Hallelujah was arguably Leonard Cohen’s most famous song, the musical legend’s most lasting legacy.

It may be rock’s most famous song, too, having been covered by more than 300 musicians, from Neil Diamond to Justin Timberlake, with Bono, Bob Dylan, Willie Nelson and K.D. Lang in between.

Cohen worked on it for years, writing more than 80 verses before trimming it down to the five that appeared on the record.

But when he finally brought Various Positions, his 1984, nine-song record that included Hallelujah, to his label, Columbia Records, they decided not to release it in the United States.

“Leonard, we know you’re great. We just don’t know if you’re any good,” the head of the music division at Columbia Records, Walter Yetnikoff, said, according to Cohen.

Although it was released domestically by a minor label called Passport in 1985, that was enough to ensure the album never charted. Furthermore, Hallelujah wasn’t released as a single after the album’s first, Dance Me to the End of Love, bombed.

The song didn’t chart in Britain, either, until 2008 — after an amateur singer named Alexandra Burke sang a version of it on The X Factor.

It still hadn’t charted in the United States, until now.

Downloads and streaming

Cohen died November 7, after a fall, and his death was made public November 10.

Thirty-six years after being released, Hallelujah has finally made its debut on the Billboard Top 100 — which charts the country’s top singles — at 59 for the week of November 11 to November 17.

It also entered the Digital Song Sales chart at number 12, having been downloaded 33,000 times that week, according to Billboard. During the same week, it was streamed in the United States 3.8 million times.

This shouldn’t come as a surprise — album sales tend to spike after an artist’s death.

Following David Bowie’s death, for example, his album sales increased by 5,000 per cent for a week.

And after Prince died earlier this year, his record sales soared by 40,000 per cent.

As The Post reported: At a 70,000 per cent rise in sales, hits compilation The Very Best of Prince experienced the largest jump. A quarter million copies were sold. Purple Rain, arguably Prince’s most well-known record, sold 133,000 copies. During the weekend, 2.3 million of his tracks were sold as singles, a 33,500 per cent increase. Naturally, sales of Purple Rain were highest: 287,000 copies.
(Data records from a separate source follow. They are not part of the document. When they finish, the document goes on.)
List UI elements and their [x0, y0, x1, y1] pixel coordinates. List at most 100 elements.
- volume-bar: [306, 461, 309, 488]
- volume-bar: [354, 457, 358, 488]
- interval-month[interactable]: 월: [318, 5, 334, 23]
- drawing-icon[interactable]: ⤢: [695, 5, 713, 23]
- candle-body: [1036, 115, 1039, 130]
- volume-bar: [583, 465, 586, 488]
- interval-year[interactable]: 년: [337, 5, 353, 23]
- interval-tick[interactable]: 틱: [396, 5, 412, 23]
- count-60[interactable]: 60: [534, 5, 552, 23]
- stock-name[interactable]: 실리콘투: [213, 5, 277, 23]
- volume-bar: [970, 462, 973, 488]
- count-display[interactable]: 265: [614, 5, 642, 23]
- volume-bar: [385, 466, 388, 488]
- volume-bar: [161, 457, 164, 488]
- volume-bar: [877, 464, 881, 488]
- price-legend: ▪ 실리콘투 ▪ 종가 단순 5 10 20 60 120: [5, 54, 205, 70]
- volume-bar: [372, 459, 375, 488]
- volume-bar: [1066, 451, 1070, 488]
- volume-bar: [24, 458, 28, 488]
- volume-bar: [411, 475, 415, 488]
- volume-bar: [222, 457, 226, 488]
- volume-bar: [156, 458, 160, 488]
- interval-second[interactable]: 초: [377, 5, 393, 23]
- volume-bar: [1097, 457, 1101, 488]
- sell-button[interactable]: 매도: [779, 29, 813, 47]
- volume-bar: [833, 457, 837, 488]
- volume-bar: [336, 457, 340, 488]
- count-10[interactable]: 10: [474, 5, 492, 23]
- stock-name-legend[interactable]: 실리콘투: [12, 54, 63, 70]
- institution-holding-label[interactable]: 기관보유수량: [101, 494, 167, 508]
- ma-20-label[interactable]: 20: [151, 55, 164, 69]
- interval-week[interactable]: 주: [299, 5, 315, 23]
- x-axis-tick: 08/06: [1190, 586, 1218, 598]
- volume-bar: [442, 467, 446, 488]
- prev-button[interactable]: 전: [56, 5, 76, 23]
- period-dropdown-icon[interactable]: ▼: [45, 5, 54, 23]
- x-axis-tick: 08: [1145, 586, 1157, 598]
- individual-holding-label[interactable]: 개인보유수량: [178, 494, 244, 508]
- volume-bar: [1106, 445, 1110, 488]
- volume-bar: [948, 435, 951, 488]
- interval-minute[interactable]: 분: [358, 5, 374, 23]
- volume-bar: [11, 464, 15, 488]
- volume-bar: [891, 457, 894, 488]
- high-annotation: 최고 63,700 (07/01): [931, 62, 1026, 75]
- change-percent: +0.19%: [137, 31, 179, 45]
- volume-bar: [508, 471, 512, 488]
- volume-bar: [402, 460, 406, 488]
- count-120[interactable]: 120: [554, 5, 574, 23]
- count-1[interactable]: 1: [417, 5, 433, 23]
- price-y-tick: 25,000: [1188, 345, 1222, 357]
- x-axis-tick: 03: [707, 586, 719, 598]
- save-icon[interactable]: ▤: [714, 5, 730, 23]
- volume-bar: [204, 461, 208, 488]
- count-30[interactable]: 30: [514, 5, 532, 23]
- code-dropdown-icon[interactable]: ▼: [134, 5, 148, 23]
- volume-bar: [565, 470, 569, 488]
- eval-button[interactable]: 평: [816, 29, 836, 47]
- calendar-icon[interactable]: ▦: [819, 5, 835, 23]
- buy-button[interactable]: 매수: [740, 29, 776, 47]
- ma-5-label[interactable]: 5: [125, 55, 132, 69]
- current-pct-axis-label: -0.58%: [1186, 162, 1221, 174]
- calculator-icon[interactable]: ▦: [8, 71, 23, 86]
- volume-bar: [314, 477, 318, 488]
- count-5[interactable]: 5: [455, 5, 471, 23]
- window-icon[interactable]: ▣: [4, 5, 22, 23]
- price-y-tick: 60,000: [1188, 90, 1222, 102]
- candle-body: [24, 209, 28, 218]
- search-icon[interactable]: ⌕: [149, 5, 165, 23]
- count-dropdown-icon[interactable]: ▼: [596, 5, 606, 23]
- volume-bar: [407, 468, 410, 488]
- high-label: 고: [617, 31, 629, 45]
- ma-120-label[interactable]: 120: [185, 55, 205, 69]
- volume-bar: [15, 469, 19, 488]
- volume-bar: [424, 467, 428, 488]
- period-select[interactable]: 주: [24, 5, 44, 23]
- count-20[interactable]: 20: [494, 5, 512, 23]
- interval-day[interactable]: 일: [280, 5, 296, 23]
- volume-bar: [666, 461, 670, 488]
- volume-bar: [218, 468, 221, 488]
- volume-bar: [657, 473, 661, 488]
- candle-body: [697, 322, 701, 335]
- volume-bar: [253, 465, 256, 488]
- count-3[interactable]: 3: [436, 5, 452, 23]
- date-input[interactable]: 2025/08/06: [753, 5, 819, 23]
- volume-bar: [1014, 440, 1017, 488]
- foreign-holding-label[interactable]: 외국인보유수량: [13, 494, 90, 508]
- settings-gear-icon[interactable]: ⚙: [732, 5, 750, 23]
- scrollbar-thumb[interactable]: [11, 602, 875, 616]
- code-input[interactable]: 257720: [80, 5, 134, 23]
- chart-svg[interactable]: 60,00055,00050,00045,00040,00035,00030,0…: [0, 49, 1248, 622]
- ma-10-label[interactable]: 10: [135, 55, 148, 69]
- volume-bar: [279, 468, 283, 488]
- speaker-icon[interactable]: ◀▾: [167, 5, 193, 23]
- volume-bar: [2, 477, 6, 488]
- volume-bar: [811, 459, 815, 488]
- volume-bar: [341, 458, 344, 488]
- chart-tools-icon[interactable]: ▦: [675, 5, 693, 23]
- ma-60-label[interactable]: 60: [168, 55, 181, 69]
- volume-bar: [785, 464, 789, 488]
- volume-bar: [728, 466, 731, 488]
Additionally, during the first three weeks following Michael Jackson’s death, more than 9 million copies of his albums were sold.

Finally, The Post reported, “In the four days after Amy Winehouse died in 2011, her record sales experienced a 37-fold increase. Less than a month after Whitney Houston was found dead in a hotel bathtub in 2012, she became the first woman with three albums in the top 10 of Billboard 200’s chart.”